Inheritance
If ever you have a company or an empire, never leave it to your son. Succession like this leads to failure, as the person my not be suited to the role. Look at Oliver and Richard Cromwell, or Darius the great and Darius the third.
So it is, in a much more modest way, with my current boss. He is the fourth generation head of a construction/development company, and if ever a man was ill-suited to the role, it's him. I won't make a list of the shortcomings, because it's pointless and not a criticism per se. Some people have key skill sets, others have different skills. One of the keys to a successful life is to find your role. Chief Exec of a construction firm is not his.
So, I find myself, struggling in the company. My own skills by contrast do match the requirements of the development industry.

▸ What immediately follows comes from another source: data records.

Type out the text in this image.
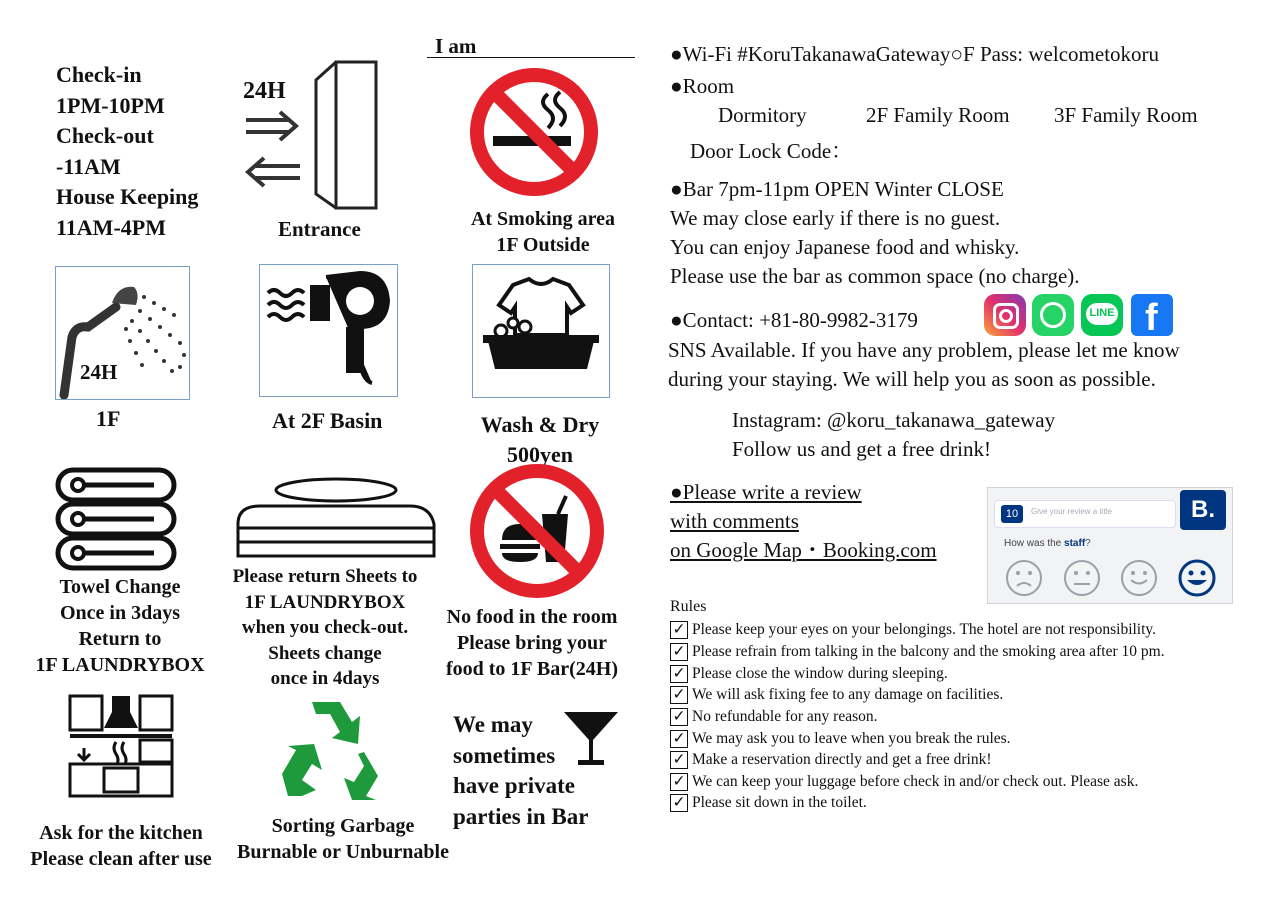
Check-in
1PM-10PM
Check-out
-11AM
House Keeping
11AM-4PM
24H
Entrance
I am
At Smoking area
1F Outside
24H
1F	At 2F Basin	Wash & Dry
500yen
Towel Change
Once in 3days
Return to
1F LAUNDRYBOX
Please return Sheets to
1F LAUNDRYBOX
when you check-out.
Sheets change
once in 4days
No food in the room
Please bring your
food to 1F Bar(24H)
Ask for the kitchen
Please clean after use
Sorting Garbage
Burnable or Unburnable
We may
sometimes
have private
parties in Bar
●Wi-Fi #KoruTakanawaGateway○F Pass: welcometokoru
●Room
Dormitory	2F Family Room 3F Family Room
Door Lock Code：
●Bar 7pm-11pm OPEN Winter CLOSE
We may close early if there is no guest.
You can enjoy Japanese food and whisky.
Please use the bar as common space (no charge).
●Contact: +81-80-9982-3179	LINE f
SNS Available. If you have any problem, please let me know
during your staying. We will help you as soon as possible.
Instagram: @koru_takanawa_gateway
Follow us and get a free drink!
●Please write a review
with comments
on Google Map・Booking.com
10	Give your review a title	B.
How was the staff?
Rules
✓ Please keep your eyes on your belongings. The hotel are not responsibility.
✓ Please refrain from talking in the balcony and the smoking area after 10 pm.
✓ Please close the window during sleeping.
✓ We will ask fixing fee to any damage on facilities.
✓ No refundable for any reason.
✓ We may ask you to leave when you break the rules.
✓ Make a reservation directly and get a free drink!
✓ We can keep your luggage before check in and/or check out. Please ask.
✓ Please sit down in the toilet.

More than a decade of success in brutal PLC's reflects this, and hence we don't work well together, since it;s hard to say to the boss "You're talking bollocks" and harder still if you are the boss, to hear it.
But in one of the biggest construction booms ever, this company has lost money (yes lost money) for the last five years.
So the message is, if you have a company, only let your son run it, if he would have made it to the top anyway. Taking him into the firm and doing the "one day all this will be yours" speech is bad for him, and bad for everyone else, because the talented will think "No chance of me making the top with junior here, I'm off" and you'll end up losing the really valuable people.

1 Comments:
True. Then again, I think all bosses should have a detailed knowledge of people's roles, and be able to do some if not all of the work (if they had training). Otherwise, how can you managed, if you don't know the challenges the staff face, or the reason why a computer glitch derails your work?